/LSTM_GARCH

A Python implementation of a Hybrid LSTM-GARCH model for volatility forecasting

Primary LanguageJupyter NotebookMIT LicenseMIT

LSTM-GARCH

Introduction

Volatility plays an important role in financial markets for pricing derivatives, portfolio risk management and hedging strategies. Therefore, being able to correctly predict volatility of stock markets is crucial. This repository contains a Python implementation of a Hybrid LSTM-GARCH model for forecasting volatility. It is based on the following paper. The GARCH models are built using PyFlux while the LSTMs are built with TensorFlow and Keras.

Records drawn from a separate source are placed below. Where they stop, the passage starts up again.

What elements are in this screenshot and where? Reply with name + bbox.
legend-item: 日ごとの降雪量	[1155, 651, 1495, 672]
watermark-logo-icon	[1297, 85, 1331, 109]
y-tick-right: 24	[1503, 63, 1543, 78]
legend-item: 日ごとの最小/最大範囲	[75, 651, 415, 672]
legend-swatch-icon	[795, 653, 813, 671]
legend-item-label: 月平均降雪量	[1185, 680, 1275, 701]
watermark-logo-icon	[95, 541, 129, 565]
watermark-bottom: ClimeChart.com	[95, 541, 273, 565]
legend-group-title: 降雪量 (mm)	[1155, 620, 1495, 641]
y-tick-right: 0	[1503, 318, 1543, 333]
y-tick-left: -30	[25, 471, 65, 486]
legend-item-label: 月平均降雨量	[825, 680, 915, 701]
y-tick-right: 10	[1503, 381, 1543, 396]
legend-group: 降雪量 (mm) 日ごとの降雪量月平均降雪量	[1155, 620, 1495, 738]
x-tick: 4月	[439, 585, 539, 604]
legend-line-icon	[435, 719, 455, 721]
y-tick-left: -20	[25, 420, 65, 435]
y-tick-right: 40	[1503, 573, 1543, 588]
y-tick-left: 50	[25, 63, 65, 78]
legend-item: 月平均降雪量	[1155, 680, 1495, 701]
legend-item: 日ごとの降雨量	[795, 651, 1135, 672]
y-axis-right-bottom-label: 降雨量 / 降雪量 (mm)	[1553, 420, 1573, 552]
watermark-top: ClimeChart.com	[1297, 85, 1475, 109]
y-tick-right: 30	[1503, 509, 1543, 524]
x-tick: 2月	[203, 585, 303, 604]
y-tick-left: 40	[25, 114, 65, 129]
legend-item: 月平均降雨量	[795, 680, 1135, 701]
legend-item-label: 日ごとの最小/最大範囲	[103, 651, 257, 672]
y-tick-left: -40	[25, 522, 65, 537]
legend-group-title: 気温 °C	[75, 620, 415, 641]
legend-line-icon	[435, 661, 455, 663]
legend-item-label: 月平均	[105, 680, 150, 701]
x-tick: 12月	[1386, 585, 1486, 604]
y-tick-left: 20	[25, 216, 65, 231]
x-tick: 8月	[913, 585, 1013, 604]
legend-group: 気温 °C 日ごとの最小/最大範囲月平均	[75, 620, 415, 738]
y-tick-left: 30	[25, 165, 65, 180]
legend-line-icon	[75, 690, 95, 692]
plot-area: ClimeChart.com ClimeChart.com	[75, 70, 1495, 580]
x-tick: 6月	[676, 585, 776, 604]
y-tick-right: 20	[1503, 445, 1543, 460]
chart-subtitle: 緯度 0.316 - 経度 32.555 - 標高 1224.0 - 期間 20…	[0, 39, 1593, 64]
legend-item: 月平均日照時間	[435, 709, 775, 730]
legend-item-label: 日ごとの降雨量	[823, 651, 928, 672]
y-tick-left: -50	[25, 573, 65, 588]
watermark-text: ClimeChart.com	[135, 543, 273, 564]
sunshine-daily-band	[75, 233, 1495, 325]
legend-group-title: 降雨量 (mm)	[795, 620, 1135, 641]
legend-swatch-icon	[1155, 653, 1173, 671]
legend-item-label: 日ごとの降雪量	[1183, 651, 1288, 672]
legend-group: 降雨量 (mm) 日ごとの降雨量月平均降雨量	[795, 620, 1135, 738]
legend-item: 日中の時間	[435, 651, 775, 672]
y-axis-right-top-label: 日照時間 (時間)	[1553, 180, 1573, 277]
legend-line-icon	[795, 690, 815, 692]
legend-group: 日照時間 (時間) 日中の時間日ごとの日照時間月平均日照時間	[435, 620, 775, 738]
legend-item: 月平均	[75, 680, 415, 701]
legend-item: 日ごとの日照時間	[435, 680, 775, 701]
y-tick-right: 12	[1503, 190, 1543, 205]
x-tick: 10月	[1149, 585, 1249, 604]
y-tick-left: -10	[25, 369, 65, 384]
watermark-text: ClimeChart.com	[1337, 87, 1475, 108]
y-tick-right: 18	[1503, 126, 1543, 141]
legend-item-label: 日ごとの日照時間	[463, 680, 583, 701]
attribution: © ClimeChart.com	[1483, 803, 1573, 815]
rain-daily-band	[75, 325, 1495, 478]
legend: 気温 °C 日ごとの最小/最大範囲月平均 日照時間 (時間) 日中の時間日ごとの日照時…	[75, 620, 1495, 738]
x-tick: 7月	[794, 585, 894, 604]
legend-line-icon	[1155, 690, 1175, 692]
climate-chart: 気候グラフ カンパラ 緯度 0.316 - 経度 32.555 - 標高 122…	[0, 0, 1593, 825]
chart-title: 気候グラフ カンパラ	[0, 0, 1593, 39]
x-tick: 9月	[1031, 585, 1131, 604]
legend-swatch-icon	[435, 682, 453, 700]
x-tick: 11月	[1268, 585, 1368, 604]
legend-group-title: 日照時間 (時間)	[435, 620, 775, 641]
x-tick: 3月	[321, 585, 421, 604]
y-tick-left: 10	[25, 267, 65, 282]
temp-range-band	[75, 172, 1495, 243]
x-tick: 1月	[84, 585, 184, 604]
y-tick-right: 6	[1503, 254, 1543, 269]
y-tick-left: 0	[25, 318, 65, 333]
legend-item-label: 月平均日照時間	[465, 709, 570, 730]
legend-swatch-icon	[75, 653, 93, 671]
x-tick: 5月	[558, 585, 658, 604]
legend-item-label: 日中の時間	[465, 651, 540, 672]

Hybrid LSTM-GARCH model architecture

In econometrics, the autoregressive conditional heteroskedasticity (ARCH) model is a statistical model for time series data that describes the variance of the current error term or innovation as a function of the actual sizes of the previous time periods' error terms; often the variance is related to the squares of the previous innovations. The ARCH model is appropriate when the error variance in a time series follows an autoregressive (AR) model; if an autoregressive moving average (ARMA) model is assumed for the error variance, the model is a generalized autoregressive conditional heteroskedasticity (GARCH) model.

ARCH models are commonly employed in modeling financial time series that exhibit time-varying volatility and volatility clustering, i.e. periods of swings interspersed with periods of relative calm. ARCH-type models are sometimes considered to be in the family of stochastic volatility models, although this is strictly incorrect since at time t the volatility is completely pre-determined (deterministic) given previous values.

Long short-term memory (LSTM) is an artificial neural network used in the fields of artificial intelligence and deep learning. Unlike standard feedforward neural networks, LSTM has feedback connections. Such a recurrent neural network (RNN) can process not only single data points (such as images), but also entire sequences of data (such as speech or video). For example, LSTM is applicable to tasks such as unsegmented, connected handwriting recognition, speech recognition, machine translation, robot control, video games, and healthcare.

A common LSTM unit is composed of a cell, an input gate, an output gate and a forget gate. The cell remembers values over arbitrary time intervals and the three gates regulate the flow of information into and out of the cell.